OCR and transcription¶
Upload photographs of manuscripts, inscriptions, printed pages. Ask for transcription. Genuinely useful as a first pass, especially for legible printed materials.
Caution
The system will produce confident transcriptions that contain errors, especially with damaged materials or non-standard scripts. It may silently normalise unusual spellings or expand abbreviations without flagging them. For many humanities tasks, silent normalisation changes the object of study. Treat outputs as first passes requiring careful verification against originals.
Essential
Try this now (30 min): Choose one task above that matches a current project. Spend 20 minutes working through it iteratively — give feedback, push back on weak outputs. Then spend 10 minutes verifying the result. Note what worked and what you would do differently.
If you want to go deeper¶
These require more setup or technical comfort but open significant possibilities.
Document collections with NotebookLM¶
Google's NotebookLM offers the simplest entry point for working with your own document collections. Upload PDFs, Google Docs, or web pages (up to 50 sources), and query across them.
Risks: The system still generates text based on patterns, not understanding. Grounding in your documents reduces hallucination but doesn't eliminate it.
Media transformation¶
Audio transcription: Services like Whisper (OpenAI) transcribe audio with reasonable accuracy. Useful for interviews, oral histories, lecture recordings.

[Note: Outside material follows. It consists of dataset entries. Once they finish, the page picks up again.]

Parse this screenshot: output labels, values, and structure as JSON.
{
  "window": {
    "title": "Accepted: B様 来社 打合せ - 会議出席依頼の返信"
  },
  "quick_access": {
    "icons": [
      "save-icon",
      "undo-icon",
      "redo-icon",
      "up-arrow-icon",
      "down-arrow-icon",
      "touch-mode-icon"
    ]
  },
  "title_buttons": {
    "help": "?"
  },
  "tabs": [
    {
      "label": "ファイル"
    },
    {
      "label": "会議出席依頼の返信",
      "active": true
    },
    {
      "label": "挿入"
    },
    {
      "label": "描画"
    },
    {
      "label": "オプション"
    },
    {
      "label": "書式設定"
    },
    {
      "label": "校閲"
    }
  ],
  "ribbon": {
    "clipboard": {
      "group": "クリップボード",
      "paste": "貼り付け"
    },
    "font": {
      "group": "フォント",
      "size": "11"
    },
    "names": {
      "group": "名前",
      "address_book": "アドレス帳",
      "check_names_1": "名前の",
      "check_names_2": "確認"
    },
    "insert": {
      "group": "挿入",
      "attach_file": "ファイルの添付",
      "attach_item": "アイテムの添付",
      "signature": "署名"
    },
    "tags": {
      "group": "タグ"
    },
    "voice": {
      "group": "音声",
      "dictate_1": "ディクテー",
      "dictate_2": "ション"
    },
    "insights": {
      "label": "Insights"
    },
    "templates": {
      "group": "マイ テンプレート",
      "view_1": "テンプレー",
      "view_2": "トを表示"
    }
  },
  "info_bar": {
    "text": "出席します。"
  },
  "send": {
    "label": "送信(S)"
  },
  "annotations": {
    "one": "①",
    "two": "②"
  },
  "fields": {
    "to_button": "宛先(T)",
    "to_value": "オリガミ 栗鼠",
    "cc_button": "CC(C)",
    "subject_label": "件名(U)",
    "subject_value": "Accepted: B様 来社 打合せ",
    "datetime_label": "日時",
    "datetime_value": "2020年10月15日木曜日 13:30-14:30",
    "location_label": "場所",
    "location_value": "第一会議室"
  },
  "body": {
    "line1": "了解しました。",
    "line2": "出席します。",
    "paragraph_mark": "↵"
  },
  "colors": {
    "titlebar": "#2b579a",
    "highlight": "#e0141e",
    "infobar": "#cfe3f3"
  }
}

Text to audio: NotebookLM's podcast feature, ElevenLabs, and other text-to-speech services can convert written materials to audio.
Video processing: Tools can transcribe video audio, generate summaries, or extract key frames.

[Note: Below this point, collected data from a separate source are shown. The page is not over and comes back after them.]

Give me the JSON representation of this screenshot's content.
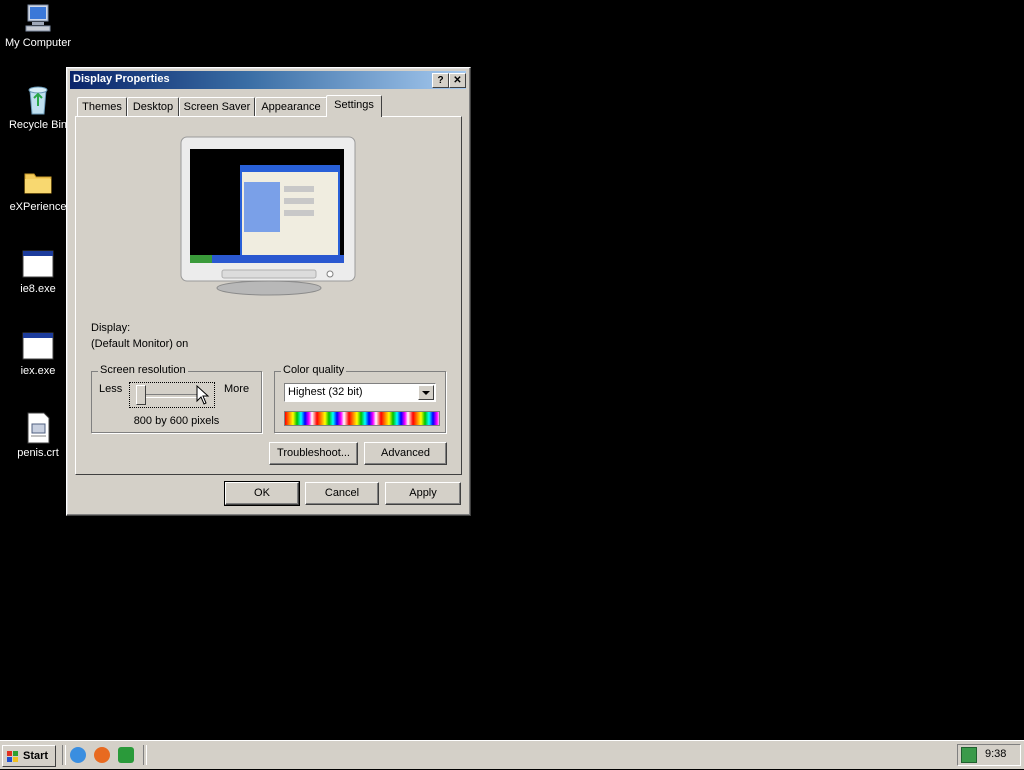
{
  "desktop": {
    "icons": [
      {
        "label": "My Computer",
        "icon": "computer-icon"
      },
      {
        "label": "Recycle Bin",
        "icon": "recycle-bin-icon"
      },
      {
        "label": "eXPerience",
        "icon": "folder-icon"
      },
      {
        "label": "ie8.exe",
        "icon": "window-icon"
      },
      {
        "label": "iex.exe",
        "icon": "window-icon"
      },
      {
        "label": "penis.crt",
        "icon": "certificate-icon"
      }
    ]
  },
  "window": {
    "title": "Display Properties",
    "help_button": "?",
    "close_button": "✕",
    "tabs": [
      {
        "label": "Themes",
        "active": false
      },
      {
        "label": "Desktop",
        "active": false
      },
      {
        "label": "Screen Saver",
        "active": false
      },
      {
        "label": "Appearance",
        "active": false
      },
      {
        "label": "Settings",
        "active": true
      }
    ],
    "display_label": "Display:",
    "display_value": "(Default Monitor) on",
    "resolution": {
      "group_label": "Screen resolution",
      "less_label": "Less",
      "more_label": "More",
      "value_text": "800 by 600 pixels",
      "slider_fraction": 0.0
    },
    "color_quality": {
      "group_label": "Color quality",
      "selected": "Highest (32 bit)"
    },
    "buttons": {
      "troubleshoot": "Troubleshoot...",
      "advanced": "Advanced",
      "ok": "OK",
      "cancel": "Cancel",
      "apply": "Apply"
    }
  },
  "taskbar": {
    "start_label": "Start",
    "clock": "9:38"
  },
  "colors": {
    "desktop_bg": "#000000",
    "dialog_face": "#d4d0c8",
    "title_start": "#0a246a",
    "title_end": "#a6caf0"
  }
}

Working with open-weights models¶
Open-weights models (Llama, Mistral, Qwen) release their parameters publicly, allowing local installation. Complete privacy, no usage costs after setup, ability to fine-tune. Ollama provides the simplest local setup.
Risks: Generally less capable than frontier proprietary models. Local hardware constraints limit model size. For most users, privacy benefits rarely outweigh the capability gap.
Structured extraction at scale¶
Models can extract structured information from unstructured sources — named entities, dates, relationships — and output machine-readable formats. Combined with batch processing, this enables working with document collections at scales impossible manually.
Off the Beaten Track
Applications include extracting person-place-date triples from historical correspondence, identifying marginalia across manuscript collections, building prosopographical databases from narrative sources. This typically requires API access plus scripting. Python libraries like Instructor simplify structured extraction.
Risks: Extraction errors multiply across large collections. This is a power tool — powerful enough to produce large quantities of unreliable data if used carelessly.
Verification strategies¶
All LLM output requires verification. See Verification & Citation for the full framework. As a quick guide:
- 15-minute tasks: Quick check — scan for obvious errors, ask the model to flag its own uncertainty
- Afternoon tasks: Moderate verification — spot-check sources, cross-check key claims
- Deeper work: Publication-grade — verify all citations, cross-check all factual claims, treat output as a hypothesis to test
When not to use these tools¶
Not every task benefits from AI assistance. The core principle: the question is not whether these tools can produce output for a given task, but whether using them actually improves your work. Often the answer is no, and that is fine.